Como Trump anunciou e congelou aumentos de tarifas seguidas vezes, aliado à estratégia de muitos varejistas de adiar os aumentos de preços, seja para aguardar novos passos da Casa Branca, seja porque estão queimando estoques, o Fed já tenderia a esperar o efeito das recentes tarifas anunciadas por Trump – de 30% contra México, principal parceiro comercial dos EUA, e 30% contra União Europeia – para decidir quando vai começar a baixar os juros.
Com o índice de junho, a expectativa agora é que o responsável pela política monetária mantenha a estratégia de “esperar para ver”, dado que o impacto das tarifas na inflação continua “em andamento”, como vem repetindo o presidente do Fed, Jerome Powell, desde maio. Ou seja, dificilmente haverá novidades na reunião do Fed agendada para o final do mês.
Antes desses anúncios recentes de novas tarifas, Powell havia indicado que os riscos de inflação poderiam levar mais tempo para se materializar e poderiam se mostrar menos severos do que se temia inicialmente, num indicativo de que o início dos cortes de juros se aproximava.

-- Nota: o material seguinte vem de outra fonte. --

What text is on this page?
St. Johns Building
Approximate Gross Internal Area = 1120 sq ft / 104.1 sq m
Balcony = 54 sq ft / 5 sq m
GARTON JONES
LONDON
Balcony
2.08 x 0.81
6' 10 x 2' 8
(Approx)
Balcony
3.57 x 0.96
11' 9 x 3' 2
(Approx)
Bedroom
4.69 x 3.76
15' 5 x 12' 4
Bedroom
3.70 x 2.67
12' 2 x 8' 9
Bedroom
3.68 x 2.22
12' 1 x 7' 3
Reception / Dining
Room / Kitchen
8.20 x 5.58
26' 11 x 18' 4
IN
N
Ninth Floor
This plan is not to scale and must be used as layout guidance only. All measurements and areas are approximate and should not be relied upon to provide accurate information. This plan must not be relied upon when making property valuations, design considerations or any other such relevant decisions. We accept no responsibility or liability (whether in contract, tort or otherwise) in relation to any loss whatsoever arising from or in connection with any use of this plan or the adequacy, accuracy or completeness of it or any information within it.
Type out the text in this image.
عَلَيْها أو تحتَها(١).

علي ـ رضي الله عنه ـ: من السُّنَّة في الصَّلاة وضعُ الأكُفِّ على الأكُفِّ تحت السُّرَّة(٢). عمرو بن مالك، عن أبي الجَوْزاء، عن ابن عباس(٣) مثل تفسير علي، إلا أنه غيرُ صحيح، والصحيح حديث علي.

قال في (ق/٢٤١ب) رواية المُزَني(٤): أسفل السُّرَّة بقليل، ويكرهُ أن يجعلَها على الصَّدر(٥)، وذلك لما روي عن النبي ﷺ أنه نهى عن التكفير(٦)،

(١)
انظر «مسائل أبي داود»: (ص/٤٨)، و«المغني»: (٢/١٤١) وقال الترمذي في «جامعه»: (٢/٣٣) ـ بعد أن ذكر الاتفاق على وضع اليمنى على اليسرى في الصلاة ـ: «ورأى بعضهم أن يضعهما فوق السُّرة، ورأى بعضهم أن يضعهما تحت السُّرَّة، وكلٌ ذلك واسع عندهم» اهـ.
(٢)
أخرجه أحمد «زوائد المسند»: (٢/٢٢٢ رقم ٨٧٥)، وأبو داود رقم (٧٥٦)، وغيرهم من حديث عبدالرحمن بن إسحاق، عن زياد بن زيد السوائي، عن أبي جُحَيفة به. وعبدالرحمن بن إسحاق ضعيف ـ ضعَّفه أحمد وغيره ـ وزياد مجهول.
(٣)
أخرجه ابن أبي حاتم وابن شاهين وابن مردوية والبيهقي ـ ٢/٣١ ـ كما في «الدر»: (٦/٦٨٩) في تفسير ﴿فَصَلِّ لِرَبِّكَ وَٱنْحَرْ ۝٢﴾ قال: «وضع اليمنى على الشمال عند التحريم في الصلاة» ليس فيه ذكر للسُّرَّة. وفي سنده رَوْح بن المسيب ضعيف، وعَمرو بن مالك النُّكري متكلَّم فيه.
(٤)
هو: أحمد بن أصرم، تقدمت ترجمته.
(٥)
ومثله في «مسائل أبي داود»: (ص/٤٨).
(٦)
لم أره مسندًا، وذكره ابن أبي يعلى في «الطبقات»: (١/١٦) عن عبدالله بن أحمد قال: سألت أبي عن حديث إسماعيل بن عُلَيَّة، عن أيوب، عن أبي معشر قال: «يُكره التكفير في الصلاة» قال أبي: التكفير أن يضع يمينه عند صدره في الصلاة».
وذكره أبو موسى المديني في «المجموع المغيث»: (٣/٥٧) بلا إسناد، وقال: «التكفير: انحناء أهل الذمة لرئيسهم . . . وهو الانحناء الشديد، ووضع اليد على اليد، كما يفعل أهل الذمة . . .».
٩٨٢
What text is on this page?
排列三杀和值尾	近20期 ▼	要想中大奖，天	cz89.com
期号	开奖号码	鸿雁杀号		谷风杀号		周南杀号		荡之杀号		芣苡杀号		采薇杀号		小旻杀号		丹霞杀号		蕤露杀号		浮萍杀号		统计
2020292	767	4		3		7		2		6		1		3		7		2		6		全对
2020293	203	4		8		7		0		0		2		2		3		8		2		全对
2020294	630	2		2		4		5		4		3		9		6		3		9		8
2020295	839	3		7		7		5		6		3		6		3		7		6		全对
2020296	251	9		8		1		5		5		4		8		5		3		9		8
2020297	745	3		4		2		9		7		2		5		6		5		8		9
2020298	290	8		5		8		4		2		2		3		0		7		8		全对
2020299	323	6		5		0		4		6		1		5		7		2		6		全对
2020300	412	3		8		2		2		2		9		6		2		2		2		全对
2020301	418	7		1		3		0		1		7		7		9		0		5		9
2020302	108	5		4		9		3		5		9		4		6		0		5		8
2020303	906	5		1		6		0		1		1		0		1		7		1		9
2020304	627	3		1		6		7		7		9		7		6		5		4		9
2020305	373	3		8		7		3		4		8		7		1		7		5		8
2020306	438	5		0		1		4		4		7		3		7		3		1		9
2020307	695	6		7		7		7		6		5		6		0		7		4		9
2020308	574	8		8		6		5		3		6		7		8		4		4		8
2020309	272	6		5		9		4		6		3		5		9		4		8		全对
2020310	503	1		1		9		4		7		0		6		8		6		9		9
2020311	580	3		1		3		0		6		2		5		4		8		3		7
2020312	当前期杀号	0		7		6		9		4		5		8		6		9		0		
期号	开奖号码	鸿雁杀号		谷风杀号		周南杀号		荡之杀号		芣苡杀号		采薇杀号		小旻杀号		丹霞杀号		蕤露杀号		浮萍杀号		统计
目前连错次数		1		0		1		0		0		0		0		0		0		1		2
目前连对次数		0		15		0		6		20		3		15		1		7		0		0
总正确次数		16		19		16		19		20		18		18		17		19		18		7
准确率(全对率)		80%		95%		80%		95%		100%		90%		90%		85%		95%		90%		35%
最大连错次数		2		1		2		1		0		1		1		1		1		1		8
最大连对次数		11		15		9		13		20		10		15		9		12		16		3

O presidente do Fed de Chicago, Austan Goolsbee, resumiu na semana passada a dúvida que paira no mercado, ao afirmar que as constantes ameaças tarifárias dificultam a compreensão da trajetória da inflação: "Quanto mais adicionamos elementos à equação que dificultam a compreensão — 'os preços vão subir ou não?' — mais isso joga poeira no ar", advertiu.
Neste sentido, com a inflação subindo e Trump voltando a usar seu porrete tarifário contra aliados comerciais de peso, os números de junho simplesmente tornam os dados de julho e agosto ainda mais importantes para serem observados.
Essa avaliação abre espaço para o Fed cortar as taxas apenas em setembro, caso o mercado de trabalho continue enfraquecendo ou se os dados de inflação forem melhores do que o temido.
A economia dos EUA se manteve relativamente bem em junho, apesar das tensões comerciais. Os empregadores americanos criaram 147 mil empregos no mês passado, surpreendendo economistas que previam um número menor. Mas muitos desses novos empregos foram nos governos estaduais e locais. As contratações por empregadores privados caíram para o nível mais baixo em oito meses.
Em outra frente, economistas do Goldman Sachs estimam que os consumidores americanos acabarão pagando 70% dos custos diretos das tarifas. O Walmart afirmou em maio que seria forçado a aumentar os preços em resposta às tarifas. A marca de roupas Ralph Lauren também afirmou que estava considerando aumentos de preços.
Dois cortes à vista
Os traders no mercado futuro aumentaram modestamente suas apostas em cortes nas taxas de juros após a publicação dos dados, mas ainda esperam duas reduções até o final do ano.
Os rendimentos dos títulos do Tesouro de longo prazo, particularmente sensíveis às expectativas de inflação, caíram, enquanto as ações americanas subiram, atingindo brevemente novas máximas históricas. O dólar permaneceu praticamente inalterado.
“O mercado está aliviado que o número da inflação não tenha sido pior”, resumiu Andy Brenner, chefe de renda fixa internacional da NatAlliance Securities.
Em meio a esse clima de suspense, um enfurecido Trump reagiu ao aumento da inflação com novo ultimato a Powell: "Preços ao consumidor BAIXOS", ele postou em sua rede social Truth. "Baixem a taxa básica de juros, JÁ!!!"
O presidente americano exige um corte de nada menos do que três pontos percentuais das taxas de juros, que hoje oscilam na banda entre 4,25% a 4,50% ao ano. Esse corte, segundo ele, economizaria "um trilhão de dólares por ano" nos pagamentos da dívida dos EUA.
Trump tem feito uma campanha aberta para afastar o presidente do Fed. Como órgão dispõe de autonomia, que permite a Powell ficar no cargo até maio de 2026, o presidente americano prometeu antecipar a nomeação do sucessor no órgão, para constranger o atual dirigente máximo do Fed.
Na semana passada, Trump alegou uma irregularidade no projeto de reforma milionária da sede do Fed em Washington, iniciada há quatro anos, para tentar demitir Powell “por justa causa”.
A Casa Branca alega que o projeto de renovação do edifício, avaliado em US$ 2,5 bilhões, incluiu mudanças não aprovadas por uma autoridade federal de planejamento urbano. Trump nomeou aliados para esse órgão federal para acelerar a denúncia.
A iniciativa dificilmente vai causar a queda de Powell, mas o objetivo de Trump de querer interferir na autonomia do Fed pode causar um efeito na economia americana ainda mais negativo do que a demora da autoridade monetária em iniciar o corte de juros.